Monday, November 7

Free Write 0.5, Week 11

Things were really bugging me about this the last time I posted this. Here's an edit, more for me than for my journal. Please feel free to help me workshop though.

Our Lady's Child

The Virgin Mary steals children
from wood-cutters who can't cut
bread for his daughter's meals.
The Virgin Mary grabs girls
to fill her with sugar-cakes and paradise
in a forest branched with gold 
and angel secrets.
Even Heaven has traps.
Thirteen doors,
and as is the way with God there lives
the last door, the forbidden door, knowledge
that eats away at the woodcutter's child.
And as is the way with God, the child
is left with the Virgin's keysbut is forbidden
to know the charm of the last.
Of course she opens it.
And when the Virgin Mary asks,
though all signs beat-beat the obvious,
the girl's chest lies and the girl's lips deny 
that door until she's cast, a mute, from Heaven.
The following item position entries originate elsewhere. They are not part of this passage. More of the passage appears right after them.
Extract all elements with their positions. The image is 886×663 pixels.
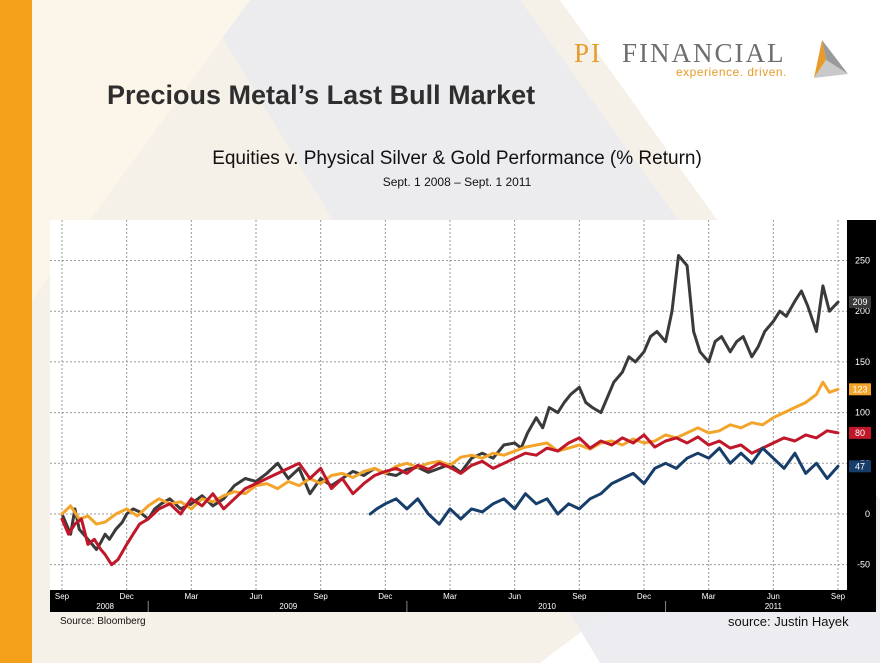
y-tick-label: 250 (855, 256, 870, 266)
x-tick-label: Mar (702, 592, 716, 601)
x-tick-label: Dec (120, 592, 134, 601)
x-tick-label: Jun (508, 592, 521, 601)
x-year-label: 2009 (279, 602, 297, 611)
logo-tagline: experience. driven. (676, 65, 787, 79)
logo-brand-financial: FINANCIAL (622, 38, 786, 68)
y-tick-label: 150 (855, 357, 870, 367)
x-year-label: 2008 (96, 602, 114, 611)
y-tick-label: 100 (855, 408, 870, 418)
series-line (368, 446, 840, 526)
series-end-badge (849, 460, 871, 473)
source-author: source: Justin Hayek (728, 614, 849, 629)
source-bloomberg: Source: Bloomberg (60, 616, 146, 627)
x-tick-label: Sep (831, 592, 846, 601)
chart-title: Equities v. Physical Silver & Gold Perfo… (212, 148, 702, 169)
series-end-label: 47 (855, 461, 865, 471)
x-tick-label: Sep (314, 592, 329, 601)
series-end-label: 209 (852, 297, 867, 307)
series-end-badge (849, 426, 871, 439)
slide-title: Precious Metal’s Last Bull Market (107, 80, 536, 110)
x-tick-label: Mar (184, 592, 198, 601)
x-year-label: 2011 (765, 602, 783, 611)
x-year-label: 2010 (538, 602, 556, 611)
logo-brand-pi: PI (574, 38, 603, 68)
accent-bar (0, 0, 32, 663)
y-axis-panel (847, 220, 876, 612)
x-tick-label: Jun (767, 592, 780, 601)
y-tick-label: 0 (865, 509, 870, 519)
series-end-badge (849, 383, 871, 396)
x-tick-label: Sep (572, 592, 587, 601)
x-axis-panel (50, 590, 847, 612)
y-tick-label: -50 (857, 560, 870, 570)
x-tick-label: Sep (55, 592, 70, 601)
x-tick-label: Mar (443, 592, 457, 601)
series-line (60, 380, 840, 526)
series-end-label: 123 (852, 384, 867, 394)
y-tick-label: 200 (855, 306, 870, 316)
plot-area (50, 220, 847, 590)
logo-mark-icon (814, 40, 848, 78)
line-chart: -50050100150200250SepDecMarJunSepDecMarJ… (50, 220, 876, 612)
x-tick-label: Dec (637, 592, 651, 601)
series-end-label: 80 (855, 428, 865, 438)
x-tick-label: Dec (378, 592, 392, 601)
chart-subtitle: Sept. 1 2008 – Sept. 1 2011 (382, 175, 532, 189)
series-end-badge (849, 296, 871, 309)
series-line (60, 429, 840, 567)
x-tick-label: Jun (250, 592, 263, 601)
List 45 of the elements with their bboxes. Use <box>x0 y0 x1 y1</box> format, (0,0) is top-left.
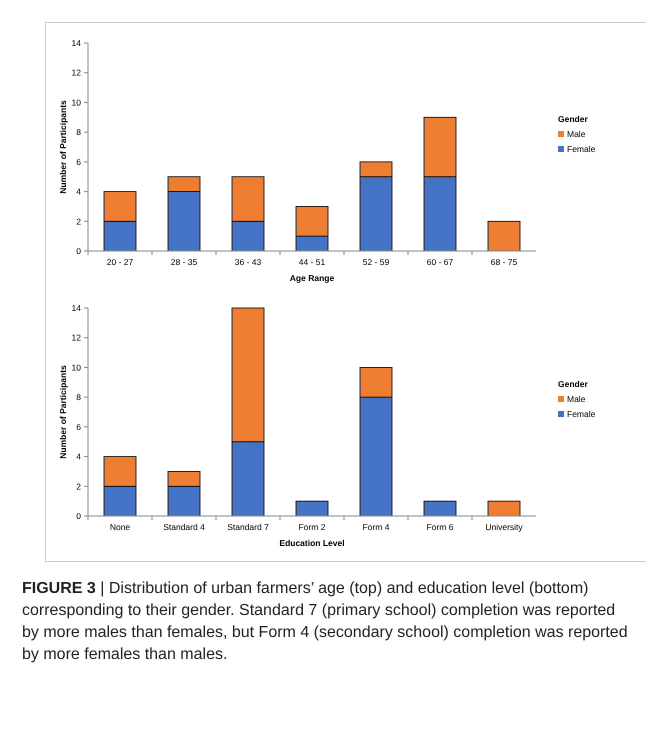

She is found by a king, who steals 
and weds her, lost in fairy-tale passion they birth
a son, swaddled and sweet like a doughy biscuit.
And the Virgin thief, on the night of new life
appears to ask that once heavenly queen to sing
the truth of the thirteenth door.
But the queen lies. And her mouth denies. 
And the Virgin steals again.
And the queen's child disappears into traces
of a memory throughout the kingdom--

memories. Of a time my mother made me jelly
sandwiches. Fed me. My mother taught me me
when I forgot myself and that time she stole
my fleece jackets so I couldn't hide what made me 
more than other girls, I knew she saw something in me.
That night I tossed and shriveled on a metal gurney, 
burnt to the second degree, my mother,
hovered nearby like an angel wrapped in flames--
her red dress the only light house rocking
in a morphine haze. My mother and I floated
in and out of a cornball realm, her kisses
sweeter than any sugar-cake, the butter
of her mother love grew fatty in my veins,
and the day my supply got cut it killed me.
I haven't seen her crows feet in years.
We don't talk anymore. I still digest
that I'm worth more in my mother's wallet
than I meant in her fat, black heart.
And my burning angel blazed into ashes
that never made phone calls on birthdays.

The town's people called their queen
a cannibal. She ate her children, they said,
and she did consume them. To forget
that thirteenth door she gave up
the only gift her body gave her, and the Virgin
took each bundle to Heaven, again and again
and the people cried against the queen
but did not know her hunger. Her need
to bend and fang the truth, limp in her mouth,
throbbing from the kill, struggling.
I wonder how her children felt
knowing their mother ate them, 
swallowed them to feed her growling need 
to twist reality. I wonder what her insides felt like. Wet. 
Painless. A clogged spiral seeping bile. I bet it's cold
inside the endless tube of her belly. Cold as Mondays.
Brisk as the blue shades of Etruscan art.
Frostier than watching sandwiches,
watching jackets, watching kisses disappear
into the pulsing emptiness of forgotten time.